The ON, BEFORE, and SINCE search criteria use the same date as
used in the NNTP NEWNEWS command in [NNTP-NEW] - the date the
article arrived on the server. A server indicates support for the
ON, BEFORE, and SINCE search criteria by listing :Date in the LIST
SRCHFIELDS response.
The defined search keys are as follows. Refer to the Formal
Syntax section for the precise syntactic definitions of the
arguments.
<message range> Articles with article numbers corresponding to
the specified range.
ALL All Articles in the current newsgroup; the
default initial key for ANDing.
BEFORE <date> Articles whose server arrival date is earlier
than the specified date.
BODY <string> Articles that contain the specified string in
the body of the message.
FROM <string> Articles that contain the specified string in
the article structure's FROM field.
INTERNET-DRAFT NNTP Full-text Search Extension November 1997
HEADER <field-name> <string>
Articles that have a header with the specified
field-name (as defined in [RFC-822]) and that
contains the specified string in the [RFC-822]
field-body.
LARGER <n> Articles with a size larger than the specified
number of octets.
NOT <search-key> Articles that do not match the specified search
key.
ON <date> Articles whose server arrival date is within the
specified date.
OR <search-key1> <search-key2> Articles that match either search
key.
SENTBEFORE <date>
Articles whose [RFC-822] Date: header is earlier
than the specified date.
SENTON <date> Articles whose [RFC-822] Date: header is within
the specified date.
SENTSINCE <date>
Articles whose [RFC-822] Date: header is within
or later than the specified date.
SINCE <date> Articles whose server arrival date is within or
later than the specified date.
SMALLER <n> Articles with a size smaller than the specified
number of octets.
SUBJECT <string>
Articles that contain the specified string in
the envelope structure's SUBJECT field.
TEXT <string> Articles that contain the specified string in
the header or body of the message.
Example:
C: SEARCH FROM "Smith" SINCE 1-Feb-1994
S: 224 overview information follows
S: comp.object:573 \t RE: object-oriented langs \t \
"John Smith" <JSmith at xyz.com> \t Sun, 03 Nov 1996 \
14:25:05 -0800 \t <01cbc9d5f3c70$eab9a2cd at xyz.com> \
\t 4080 \t 33
S: .
INTERNET-DRAFT NNTP Full-text Search Extension November 1997
Note: each field in OVER response is separated by a tab -
shown as a \t in the example above.
5.1.1. Search Formal Syntax
The search query syntax is derived from the search syntax defined
for the IMAP4 protocol.
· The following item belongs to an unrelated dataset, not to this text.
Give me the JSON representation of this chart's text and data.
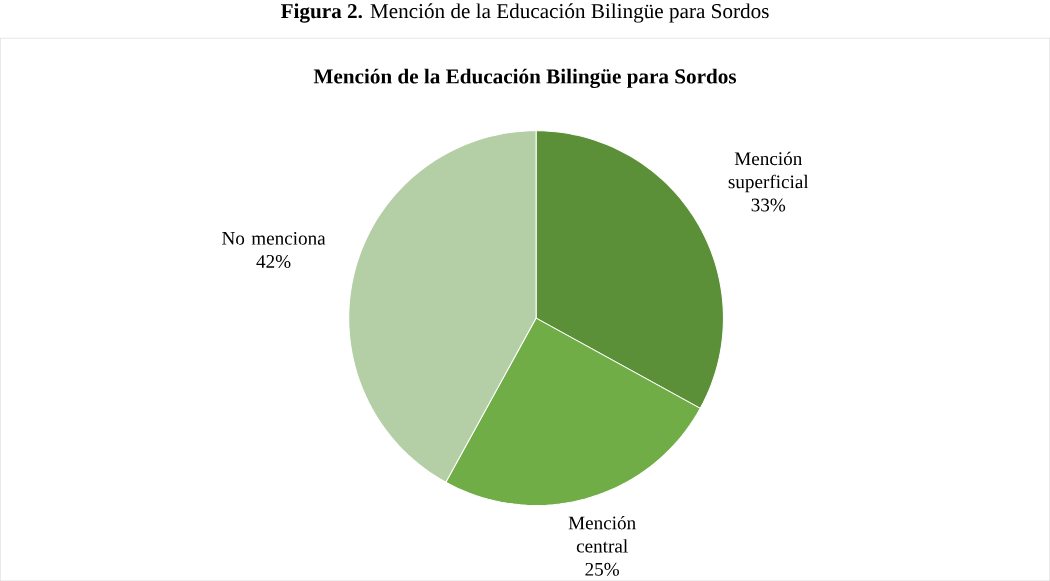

It is somewhat different because of the
way international character sets need to be encoded. The following
syntax specification uses the augmented Backus-Naur Form (BNF) as
described in [ABNF].
Except as noted otherwise, all alphabetic characters are case-
insensitive. The use of upper or lower case characters to define
token strings is for editorial clarity only. Implementations MUST
accept these strings in a case-insensitive fashion.
astring ::= atom / string
atom ::= 1*ATOM_CHAR
ATOM_CHAR ::= <any CHAR except atom_specials>
atom_specials ::= "," / "(" / ")" / SPACE / CTL / "*" /
quoted_specials
CHAR ::= <any ASCII character except NUL, 0x01 - 0x7f>
CTL ::= <any ASCII control character and DEL, 0x00 -
0x1f, 0x7f>
date ::= date_text / <"> date_text <">
date_day ::= 1*2digit
;; Day of month
date_month ::= "Jan" / "Feb" / "Mar" / "Apr" / "May" / "Jun"
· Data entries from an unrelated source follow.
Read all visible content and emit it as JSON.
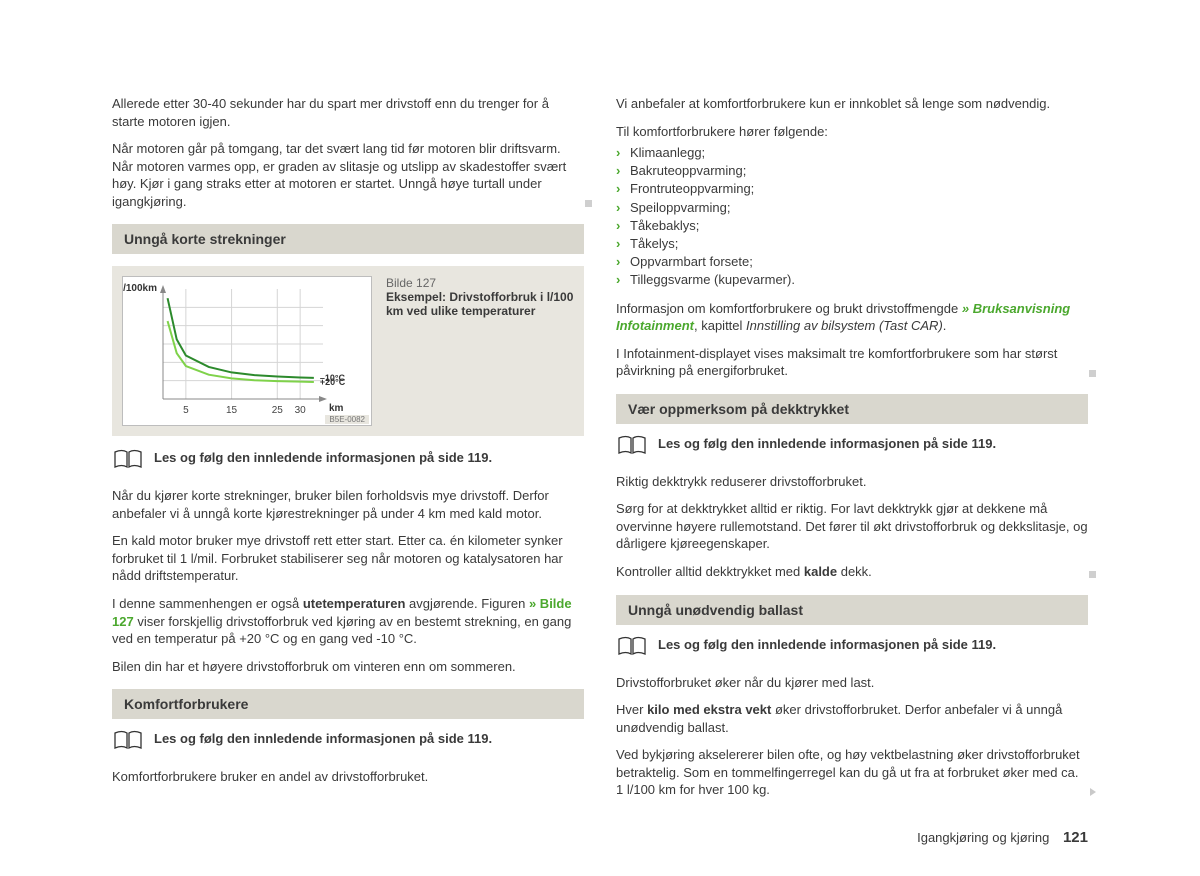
{
  "left": {
    "intro1": "Allerede etter 30-40 sekunder har du spart mer drivstoff enn du trenger for å starte motoren igjen.",
    "intro2": "Når motoren går på tomgang, tar det svært lang tid før motoren blir driftsvarm. Når motoren varmes opp, er graden av slitasje og utslipp av skadestoffer svært høy. Kjør i gang straks etter at motoren er startet. Unngå høye turtall under igangkjøring.",
    "sec1": {
      "title": "Unngå korte strekninger",
      "fig_caption_title": "Bilde 127",
      "fig_caption_text": "Eksempel: Drivstofforbruk i l/100 km ved ulike temperaturer",
      "fig_tag": "B5E-0082",
      "info": "Les og følg den innledende informasjonen på side 119.",
      "p1": "Når du kjører korte strekninger, bruker bilen forholdsvis mye drivstoff. Derfor anbefaler vi å unngå korte kjørestrekninger på under 4 km med kald motor.",
      "p2": "En kald motor bruker mye drivstoff rett etter start. Etter ca. én kilometer synker forbruket til 1 l/mil. Forbruket stabiliserer seg når motoren og katalysatoren har nådd driftstemperatur.",
      "p3_a": "I denne sammenhengen er også ",
      "p3_b": "utetemperaturen",
      "p3_c": " avgjørende. Figuren ",
      "p3_d": "» Bilde 127",
      "p3_e": " viser forskjellig drivstofforbruk ved kjøring av en bestemt strekning, en gang ved en temperatur på +20 °C og en gang ved -10 °C.",
      "p4": "Bilen din har et høyere drivstofforbruk om vinteren enn om sommeren."
    },
    "sec2": {
      "title": "Komfortforbrukere",
      "info": "Les og følg den innledende informasjonen på side 119.",
      "p1": "Komfortforbrukere bruker en andel av drivstofforbruket."
    }
  },
  "right": {
    "p1": "Vi anbefaler at komfortforbrukere kun er innkoblet så lenge som nødvendig.",
    "p2": "Til komfortforbrukere hører følgende:",
    "bullets": [
      "Klimaanlegg;",
      "Bakruteoppvarming;",
      "Frontruteoppvarming;",
      "Speiloppvarming;",
      "Tåkebaklys;",
      "Tåkelys;",
      "Oppvarmbart forsete;",
      "Tilleggsvarme (kupevarmer)."
    ],
    "p3_a": "Informasjon om komfortforbrukere og brukt drivstoffmengde ",
    "p3_b": "» Bruksanvisning Infotainment",
    "p3_c": ", kapittel ",
    "p3_d": "Innstilling av bilsystem (Tast CAR)",
    "p3_e": ".",
    "p4": "I Infotainment-displayet vises maksimalt tre komfortforbrukere som har størst påvirkning på energiforbruket.",
    "sec3": {
      "title": "Vær oppmerksom på dekktrykket",
      "info": "Les og følg den innledende informasjonen på side 119.",
      "p1": "Riktig dekktrykk reduserer drivstofforbruket.",
      "p2": "Sørg for at dekktrykket alltid er riktig. For lavt dekktrykk gjør at dekkene må overvinne høyere rullemotstand. Det fører til økt drivstofforbruk og dekkslitasje, og dårligere kjøreegenskaper.",
      "p3_a": "Kontroller alltid dekktrykket med ",
      "p3_b": "kalde",
      "p3_c": " dekk."
    },
    "sec4": {
      "title": "Unngå unødvendig ballast",
      "info": "Les og følg den innledende informasjonen på side 119.",
      "p1": "Drivstofforbruket øker når du kjører med last.",
      "p2_a": "Hver ",
      "p2_b": "kilo med ekstra vekt",
      "p2_c": " øker drivstofforbruket. Derfor anbefaler vi å unngå unødvendig ballast.",
      "p3": "Ved bykjøring akselererer bilen ofte, og høy vektbelastning øker drivstofforbruket betraktelig. Som en tommelfingerregel kan du gå ut fra at forbruket øker med ca. 1 l/100 km for hver 100 kg."
    }
  },
  "chart": {
    "type": "line",
    "ylabel": "l/100km",
    "xlabel": "km",
    "xticks": [
      5,
      15,
      25,
      30
    ],
    "series": [
      {
        "label": "–10°C",
        "color": "#2c8a2c",
        "points": [
          [
            1,
            22
          ],
          [
            3,
            13
          ],
          [
            5,
            9.5
          ],
          [
            10,
            7
          ],
          [
            15,
            5.8
          ],
          [
            20,
            5.2
          ],
          [
            25,
            4.9
          ],
          [
            30,
            4.7
          ],
          [
            33,
            4.6
          ]
        ]
      },
      {
        "label": "+20°C",
        "color": "#7fd24a",
        "points": [
          [
            1,
            17
          ],
          [
            3,
            10
          ],
          [
            5,
            7.2
          ],
          [
            10,
            5.3
          ],
          [
            15,
            4.5
          ],
          [
            20,
            4.1
          ],
          [
            25,
            3.9
          ],
          [
            30,
            3.8
          ],
          [
            33,
            3.7
          ]
        ]
      }
    ],
    "xlim": [
      0,
      35
    ],
    "ylim": [
      0,
      24
    ],
    "grid_color": "#d5d5d5",
    "line_width": 2,
    "title_fontsize": 11,
    "background_color": "#ffffff"
  },
  "footer": {
    "section": "Igangkjøring og kjøring",
    "page": "121"
  }
}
/ "Jul" / "Aug" / "Sep" / "Oct" / "Nov" /
"Dec"
date_text ::= date_day "-" date_month "-" date_year
date_year ::= 4digit
digit ::= "0" / digit_nz
digit_nz ::= "1" / "2" / "3" / "4" / "5" / "6" / "7" / "8"
/ "9"
header_fld_name ::= sstring
INTERNET-DRAFT NNTP Full-text Search Extension November 1997
mstring ::= A MIME encoded string surrounded by double
quotes
newsgroup ::= atom [ ".*"]
newsgroups ::= "*" / newsgroup_list
newsgroup_list ::= newsgroup [ "," newsgroup_list]
number ::= 1*digit
;; Unsigned 32-bit integer
;; (0 <= n < 4,294,967,296)
nz_number ::= digit_nz *digit
;; Non-zero unsigned 32-bit integer
;; (0 < n < 4,294,967,296)
QUOTED_CHAR ::= <any TEXT_CHAR except quoted_specials> / "\"
quoted_specials
quoted_specials ::= <"> / "\"
range ::= nz_number / nz_number "-" [ nz_number ]
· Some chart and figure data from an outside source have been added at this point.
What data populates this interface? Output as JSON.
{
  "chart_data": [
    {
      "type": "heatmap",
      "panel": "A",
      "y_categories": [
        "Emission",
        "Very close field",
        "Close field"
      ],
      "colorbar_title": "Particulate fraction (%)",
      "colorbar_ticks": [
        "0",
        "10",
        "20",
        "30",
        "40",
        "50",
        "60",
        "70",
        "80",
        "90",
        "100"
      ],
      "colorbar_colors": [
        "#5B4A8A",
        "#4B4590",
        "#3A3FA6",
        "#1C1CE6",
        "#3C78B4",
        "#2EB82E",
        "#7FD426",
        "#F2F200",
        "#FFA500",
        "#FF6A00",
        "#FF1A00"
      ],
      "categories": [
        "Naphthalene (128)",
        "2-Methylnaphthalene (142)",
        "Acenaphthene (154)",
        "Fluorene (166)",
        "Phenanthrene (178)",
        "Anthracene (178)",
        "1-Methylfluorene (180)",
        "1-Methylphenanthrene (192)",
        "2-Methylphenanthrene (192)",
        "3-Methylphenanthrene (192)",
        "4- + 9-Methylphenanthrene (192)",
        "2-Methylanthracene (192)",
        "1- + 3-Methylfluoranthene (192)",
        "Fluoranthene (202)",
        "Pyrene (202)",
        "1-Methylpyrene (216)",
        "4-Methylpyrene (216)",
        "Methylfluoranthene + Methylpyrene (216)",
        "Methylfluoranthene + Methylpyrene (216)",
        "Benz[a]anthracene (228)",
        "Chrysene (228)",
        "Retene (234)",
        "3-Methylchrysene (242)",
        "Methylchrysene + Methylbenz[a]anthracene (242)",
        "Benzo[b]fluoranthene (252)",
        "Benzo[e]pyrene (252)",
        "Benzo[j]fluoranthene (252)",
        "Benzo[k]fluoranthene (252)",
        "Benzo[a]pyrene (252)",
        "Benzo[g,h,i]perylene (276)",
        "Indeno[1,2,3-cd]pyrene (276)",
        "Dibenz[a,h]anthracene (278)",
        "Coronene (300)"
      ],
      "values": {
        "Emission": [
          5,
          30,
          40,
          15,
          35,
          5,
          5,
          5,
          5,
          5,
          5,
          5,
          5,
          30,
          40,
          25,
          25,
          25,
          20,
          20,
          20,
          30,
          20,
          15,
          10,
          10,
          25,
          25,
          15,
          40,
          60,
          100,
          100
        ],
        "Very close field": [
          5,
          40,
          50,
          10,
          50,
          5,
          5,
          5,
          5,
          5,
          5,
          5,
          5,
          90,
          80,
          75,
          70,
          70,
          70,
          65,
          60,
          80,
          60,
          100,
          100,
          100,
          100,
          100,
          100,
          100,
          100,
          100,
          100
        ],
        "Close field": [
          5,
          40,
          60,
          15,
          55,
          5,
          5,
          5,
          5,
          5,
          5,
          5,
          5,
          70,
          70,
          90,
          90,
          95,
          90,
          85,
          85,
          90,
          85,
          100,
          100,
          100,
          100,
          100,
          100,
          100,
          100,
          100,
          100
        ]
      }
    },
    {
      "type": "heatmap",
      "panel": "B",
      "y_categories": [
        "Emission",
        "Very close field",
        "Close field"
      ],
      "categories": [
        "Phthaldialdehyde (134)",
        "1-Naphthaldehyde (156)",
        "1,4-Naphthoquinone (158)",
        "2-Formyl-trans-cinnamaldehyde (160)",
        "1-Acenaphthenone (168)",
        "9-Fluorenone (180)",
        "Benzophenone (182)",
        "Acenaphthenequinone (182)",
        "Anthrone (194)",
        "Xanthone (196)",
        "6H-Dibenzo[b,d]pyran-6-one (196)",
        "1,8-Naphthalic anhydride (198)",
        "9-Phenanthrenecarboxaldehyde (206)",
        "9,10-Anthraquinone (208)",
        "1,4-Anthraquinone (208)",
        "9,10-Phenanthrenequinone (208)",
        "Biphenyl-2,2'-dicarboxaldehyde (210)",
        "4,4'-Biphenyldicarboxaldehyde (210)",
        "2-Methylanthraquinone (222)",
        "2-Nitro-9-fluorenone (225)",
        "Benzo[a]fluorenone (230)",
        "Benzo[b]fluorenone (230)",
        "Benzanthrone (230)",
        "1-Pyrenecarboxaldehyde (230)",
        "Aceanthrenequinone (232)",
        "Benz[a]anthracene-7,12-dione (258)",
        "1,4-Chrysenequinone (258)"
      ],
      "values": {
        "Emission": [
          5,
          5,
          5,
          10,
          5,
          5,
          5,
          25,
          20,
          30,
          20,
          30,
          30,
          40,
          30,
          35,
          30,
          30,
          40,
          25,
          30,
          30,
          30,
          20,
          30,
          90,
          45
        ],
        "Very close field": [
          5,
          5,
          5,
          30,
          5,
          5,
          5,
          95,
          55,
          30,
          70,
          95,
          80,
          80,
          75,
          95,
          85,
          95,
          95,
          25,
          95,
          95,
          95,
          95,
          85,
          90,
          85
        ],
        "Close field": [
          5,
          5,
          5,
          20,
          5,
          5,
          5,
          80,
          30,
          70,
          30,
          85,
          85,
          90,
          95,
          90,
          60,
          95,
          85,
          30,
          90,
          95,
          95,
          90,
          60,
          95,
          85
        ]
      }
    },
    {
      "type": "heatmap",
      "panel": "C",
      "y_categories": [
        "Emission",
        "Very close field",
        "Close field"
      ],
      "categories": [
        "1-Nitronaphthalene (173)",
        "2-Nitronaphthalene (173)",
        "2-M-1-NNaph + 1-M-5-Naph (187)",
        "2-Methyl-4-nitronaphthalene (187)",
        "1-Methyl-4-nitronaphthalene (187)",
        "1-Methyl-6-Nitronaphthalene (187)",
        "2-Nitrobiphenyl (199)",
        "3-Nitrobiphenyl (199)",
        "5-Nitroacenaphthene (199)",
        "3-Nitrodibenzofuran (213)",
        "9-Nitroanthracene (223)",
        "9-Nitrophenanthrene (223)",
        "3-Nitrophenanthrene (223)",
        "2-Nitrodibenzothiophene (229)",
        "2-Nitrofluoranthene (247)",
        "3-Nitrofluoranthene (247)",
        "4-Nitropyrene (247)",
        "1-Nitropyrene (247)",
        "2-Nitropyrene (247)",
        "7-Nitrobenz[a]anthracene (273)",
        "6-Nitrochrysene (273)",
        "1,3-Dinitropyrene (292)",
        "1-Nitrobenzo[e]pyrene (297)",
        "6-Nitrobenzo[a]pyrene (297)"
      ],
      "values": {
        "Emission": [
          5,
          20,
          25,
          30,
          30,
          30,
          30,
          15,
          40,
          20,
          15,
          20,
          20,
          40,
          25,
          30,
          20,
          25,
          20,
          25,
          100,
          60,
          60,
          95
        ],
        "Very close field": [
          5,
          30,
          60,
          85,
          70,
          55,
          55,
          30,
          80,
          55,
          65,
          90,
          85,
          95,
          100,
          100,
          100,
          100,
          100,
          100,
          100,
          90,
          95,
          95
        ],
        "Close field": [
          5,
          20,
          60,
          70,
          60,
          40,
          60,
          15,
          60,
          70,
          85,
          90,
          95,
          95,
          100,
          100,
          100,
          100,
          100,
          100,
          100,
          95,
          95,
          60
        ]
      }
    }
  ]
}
;; Identifies a range of Articles.
search ::= "SEARCH" SPACE
["IN" SPACE newsgroups SPACE]
1#search_key
search_key ::= "ALL" / "BODY" SPACE sstring / "FROM" SPACE
sstring / "ON" SPACE date / "SINCE" SPACE date
/ "BEFORE" SPACE date / "SUBJECT" SPACE
sstring / "TEXT" SPACE sstring / "HEADER"
SPACE header_fld_name SPACE sstring / "LARGER"
SPACE number / "NOT" SPACE search_key / "OR"
SPACE search_key SPACE search_key /
"SENTBEFORE" SPACE date / "SENTON" SPACE date
/ "SENTSINCE" SPACE date / "SMALLER" SPACE
number / range / "(" 1#search_key ")"
SPACE ::= 1*<ASCII SP, space, 0x20>
sstring ::= astring / mstring
string ::= <"> *QUOTED_CHAR <">
TEXT_CHAR ::= <any CHAR except CR and LF>
5.2. LIST SRCHFIELDS Command
Arguments: none
INTERNET-DRAFT NNTP Full-text Search Extension November 1997
Responses: 224 data follows
The LIST SRCHFIELDS command returns a list of which fields can be
specified in full-text search queries on the server. The response
is a list of searchable fields, one per line. A _._ on its own
line terminates the list. The fields are either newsgroup
headers, or non-header fields supported by the query syntax.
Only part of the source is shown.